Portraits de
parisiens
Denis Chainay, boucher charcutier
Il dit qu’il n’arrive pas à se faire à ce monde moderne. Depuis 35 ans qu’il travaille ici, il est vrai que son monde à changer. « En 82, tout a été racheté et peu à peu les anciens commerces ont fermé. Il y a avait même une crèmerie, elle a disparu. Après sont arrivés les grossistes en jean, puis les boutiques de textile tenues par les Chinois. C’était terrible, les camions de livraison bouchaient toute la rue. Eux aussi sont partis et ce sont les coiffeurs Afro qui se sont installés. Et aujourd’hui, il y a tous ces nouveaux commerçants qui font monter le prix des loyers. Ça devient dingue ici !
43, rue du Château d'Eau, 75010 Paris
01 42 39 66 40
La vague des nouveaux bouchers ? Ils font beaucoup de cinéma !
Son métier ? Il ne connait que ça. Il a commencé comme employé ici même avant de racheter le fond de commerce à son patron. Mais depuis les temps ont changé, il y a eu un désamour de la viande, puis l’arrivée de ces nouvelles stars de la boucherie. « C’est théâtral ! Attention, je ne dis pas qu’ils vendent de la mauvaise viande, mais justement, ils la vendent et bien, c’est pas les prix d’ici ! Nous, on travaille à l’ancienne. La qualité, c’est notre force ».
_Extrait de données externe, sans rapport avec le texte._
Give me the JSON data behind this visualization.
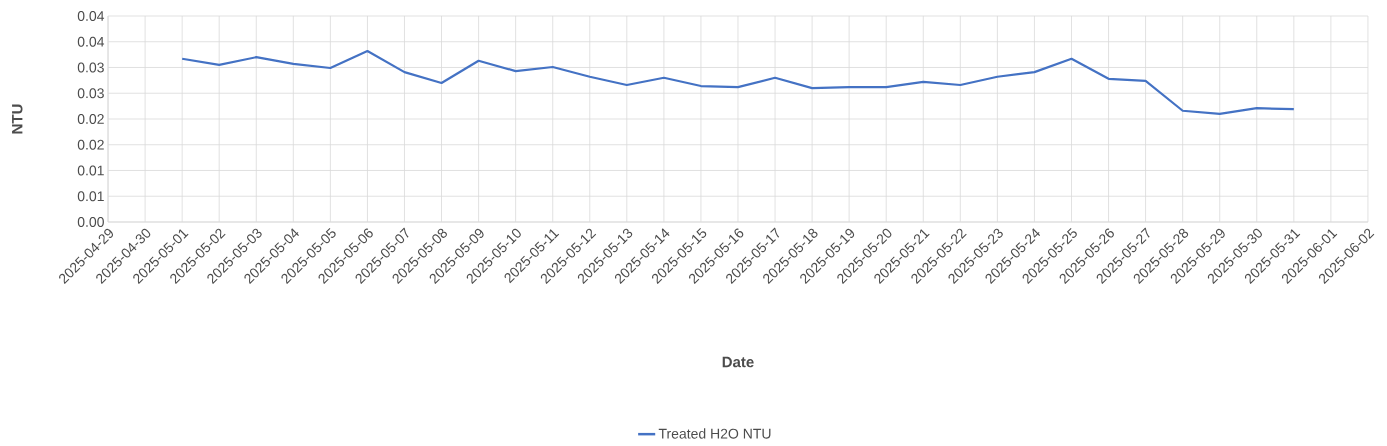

Je fais partie des monuments historiques, moi Madame !
Sa boutique aux murs recouverts de marbre date de 1912. Ils sont d’origine tout comme la jolie devanture en fer forgé qui donne une âme si nostalgique au lieu. « Le marbre ce n’était pas pour faire beau, mais un moyen de conserver la viande au frais. Aujourd’hui encore, c’est très efficace l’été ! Par contre l’hiver, on a froid ici ! ». Un cliché en noir et blanc du film La Traversée de Paris donne le ton et nous plonge dans le Paris d’hier.
On travaille en boutique devant les clients, on n’a pas de laboratoire.
Sa clientèle de quartier, elle, change. Les personnes âgées ? « Ben, y’en a plus beaucoup. C’est comme les gardiennes d’immeubles Portugaises qui préparaient la gamelle à leurs maris et nous achetaient beaucoup de viande. Aujourd’hui, les jeunes mangent différemment, ça cuisine moins. Il faudrait faire des plats préparés, mais moi c’est la boucherie qui m’intéresse ».